Para 20. It is clear that the money was deposited by the husband of the Ist respondent on his own volition with the appellant. The High Court has observed that the other three brothers had deposited the amount under same circumstances and, therefore, after their acquittal the amount was directed to be refunded. The High Court has referred to its earlier order wherein it had been categorically stated that the money was deposited as a condition of bail. Deposition of any sum as a condition of bail and a deposit with the Agency on one’s own even if to avoid arrest would stand on a different footing. The later action has nothing to do with the proceedings in the court. Thus understood, Section 482 of the Code could not have been exercised as the action taken by the appellant, a channelising industry under the Ministry of Commerce is absolutely an administrative action and, therefore, we are of the considered opinion that the same can only be challenged by way of a writ petition and not by seeking relief invoking the inherent power under Section 482 of the Code.

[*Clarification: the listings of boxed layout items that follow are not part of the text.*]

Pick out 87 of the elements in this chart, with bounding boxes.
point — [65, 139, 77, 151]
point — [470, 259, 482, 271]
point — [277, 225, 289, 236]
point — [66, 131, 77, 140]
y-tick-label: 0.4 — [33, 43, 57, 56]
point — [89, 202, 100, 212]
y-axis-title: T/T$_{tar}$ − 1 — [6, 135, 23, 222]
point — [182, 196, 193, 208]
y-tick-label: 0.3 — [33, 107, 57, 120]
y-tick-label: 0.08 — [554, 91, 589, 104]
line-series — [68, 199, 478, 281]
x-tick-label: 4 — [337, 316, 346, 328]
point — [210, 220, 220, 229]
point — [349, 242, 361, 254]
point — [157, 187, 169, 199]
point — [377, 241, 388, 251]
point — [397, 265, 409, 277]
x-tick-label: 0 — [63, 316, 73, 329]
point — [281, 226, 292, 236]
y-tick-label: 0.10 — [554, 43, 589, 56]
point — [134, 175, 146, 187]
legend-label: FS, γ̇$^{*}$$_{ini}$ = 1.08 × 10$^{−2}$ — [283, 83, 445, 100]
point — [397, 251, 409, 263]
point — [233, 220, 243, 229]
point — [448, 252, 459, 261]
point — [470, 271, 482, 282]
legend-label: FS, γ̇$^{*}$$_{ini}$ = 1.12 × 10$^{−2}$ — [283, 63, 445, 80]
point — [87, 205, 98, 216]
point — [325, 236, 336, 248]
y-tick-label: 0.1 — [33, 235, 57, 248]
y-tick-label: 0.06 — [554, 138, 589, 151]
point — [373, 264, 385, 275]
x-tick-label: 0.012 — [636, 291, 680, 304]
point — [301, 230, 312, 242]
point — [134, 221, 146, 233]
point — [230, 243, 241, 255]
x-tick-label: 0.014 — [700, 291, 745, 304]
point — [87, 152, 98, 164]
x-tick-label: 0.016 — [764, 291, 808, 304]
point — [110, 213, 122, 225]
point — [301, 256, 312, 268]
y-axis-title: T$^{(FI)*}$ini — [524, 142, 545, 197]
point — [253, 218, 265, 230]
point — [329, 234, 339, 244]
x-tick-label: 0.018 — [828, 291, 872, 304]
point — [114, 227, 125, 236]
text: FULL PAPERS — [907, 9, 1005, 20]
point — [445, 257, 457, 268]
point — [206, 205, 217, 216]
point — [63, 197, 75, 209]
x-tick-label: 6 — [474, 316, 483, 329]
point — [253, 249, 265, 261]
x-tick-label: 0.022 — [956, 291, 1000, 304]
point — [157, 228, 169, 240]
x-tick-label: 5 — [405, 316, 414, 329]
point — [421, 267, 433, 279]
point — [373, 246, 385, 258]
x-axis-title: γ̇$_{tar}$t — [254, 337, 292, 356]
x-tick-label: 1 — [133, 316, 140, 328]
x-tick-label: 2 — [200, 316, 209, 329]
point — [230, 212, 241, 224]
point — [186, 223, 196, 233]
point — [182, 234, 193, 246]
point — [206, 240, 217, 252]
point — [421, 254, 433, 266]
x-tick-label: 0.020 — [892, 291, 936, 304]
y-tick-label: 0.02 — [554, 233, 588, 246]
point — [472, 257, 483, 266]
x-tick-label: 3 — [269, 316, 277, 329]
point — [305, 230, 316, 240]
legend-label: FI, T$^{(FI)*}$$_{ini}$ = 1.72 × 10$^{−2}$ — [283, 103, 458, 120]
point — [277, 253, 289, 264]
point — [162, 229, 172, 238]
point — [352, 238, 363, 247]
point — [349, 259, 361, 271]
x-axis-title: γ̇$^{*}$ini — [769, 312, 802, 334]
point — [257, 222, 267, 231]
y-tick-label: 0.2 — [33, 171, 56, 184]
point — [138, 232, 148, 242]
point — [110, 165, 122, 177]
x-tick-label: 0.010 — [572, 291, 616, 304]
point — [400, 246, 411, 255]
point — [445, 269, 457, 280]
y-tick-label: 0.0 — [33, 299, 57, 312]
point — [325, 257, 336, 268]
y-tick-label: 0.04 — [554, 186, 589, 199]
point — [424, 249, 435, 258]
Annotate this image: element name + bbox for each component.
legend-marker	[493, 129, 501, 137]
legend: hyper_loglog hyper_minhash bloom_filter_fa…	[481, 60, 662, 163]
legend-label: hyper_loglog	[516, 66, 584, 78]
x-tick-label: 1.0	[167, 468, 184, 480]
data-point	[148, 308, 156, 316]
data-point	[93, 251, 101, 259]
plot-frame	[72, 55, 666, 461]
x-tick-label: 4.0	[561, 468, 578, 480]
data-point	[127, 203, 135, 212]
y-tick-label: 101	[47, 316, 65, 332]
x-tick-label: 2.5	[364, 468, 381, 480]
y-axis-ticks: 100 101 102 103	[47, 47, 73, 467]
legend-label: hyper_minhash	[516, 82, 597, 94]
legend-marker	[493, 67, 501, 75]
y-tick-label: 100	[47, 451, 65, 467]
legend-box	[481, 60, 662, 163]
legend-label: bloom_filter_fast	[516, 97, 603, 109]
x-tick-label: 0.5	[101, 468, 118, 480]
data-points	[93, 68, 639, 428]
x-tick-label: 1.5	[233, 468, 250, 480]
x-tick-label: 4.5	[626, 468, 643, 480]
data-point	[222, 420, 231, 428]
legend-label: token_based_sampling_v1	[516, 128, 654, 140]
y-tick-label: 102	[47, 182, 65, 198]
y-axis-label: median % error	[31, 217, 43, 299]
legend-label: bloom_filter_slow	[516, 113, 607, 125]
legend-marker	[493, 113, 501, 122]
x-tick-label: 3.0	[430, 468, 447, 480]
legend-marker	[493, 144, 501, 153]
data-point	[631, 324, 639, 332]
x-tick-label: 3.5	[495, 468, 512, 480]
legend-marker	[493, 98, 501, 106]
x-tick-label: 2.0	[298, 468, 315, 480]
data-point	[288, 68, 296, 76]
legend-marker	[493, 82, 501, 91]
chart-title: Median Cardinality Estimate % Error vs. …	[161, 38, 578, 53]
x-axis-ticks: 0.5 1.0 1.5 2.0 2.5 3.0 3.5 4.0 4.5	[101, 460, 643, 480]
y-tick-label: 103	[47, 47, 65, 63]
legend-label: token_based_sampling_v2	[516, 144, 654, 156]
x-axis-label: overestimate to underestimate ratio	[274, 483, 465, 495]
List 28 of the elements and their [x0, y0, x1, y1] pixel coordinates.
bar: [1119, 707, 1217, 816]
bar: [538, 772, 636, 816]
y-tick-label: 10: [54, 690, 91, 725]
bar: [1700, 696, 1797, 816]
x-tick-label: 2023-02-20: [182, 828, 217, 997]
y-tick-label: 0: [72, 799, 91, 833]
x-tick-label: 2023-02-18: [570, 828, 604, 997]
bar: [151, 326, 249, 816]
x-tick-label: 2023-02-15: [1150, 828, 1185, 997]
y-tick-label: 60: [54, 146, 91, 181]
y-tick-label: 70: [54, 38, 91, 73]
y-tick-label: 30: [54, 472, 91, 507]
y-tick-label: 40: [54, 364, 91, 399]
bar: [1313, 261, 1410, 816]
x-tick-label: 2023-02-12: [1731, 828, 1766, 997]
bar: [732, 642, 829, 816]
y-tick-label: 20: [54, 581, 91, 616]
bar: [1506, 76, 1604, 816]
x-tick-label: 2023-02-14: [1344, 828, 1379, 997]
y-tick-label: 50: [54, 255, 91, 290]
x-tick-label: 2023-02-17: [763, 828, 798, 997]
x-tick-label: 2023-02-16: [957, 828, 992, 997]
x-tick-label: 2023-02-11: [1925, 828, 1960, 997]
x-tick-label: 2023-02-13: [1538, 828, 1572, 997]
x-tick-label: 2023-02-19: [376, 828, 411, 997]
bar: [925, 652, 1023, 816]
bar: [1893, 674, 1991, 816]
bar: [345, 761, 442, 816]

21. Consequently, the appeal is allowed, the order passed by the High Court is set aside and liberty is granted to appellant to approach the High Court by way of writ petition. If a writ petition is filed, the same shall be dealt with on merits. Needless to emphasise, all contentions relating to liability, entitlement for refund and all other aspects are kept open as we have not expressed any opinion on any count except the jurisdictional facet. There shall be no order as to costs.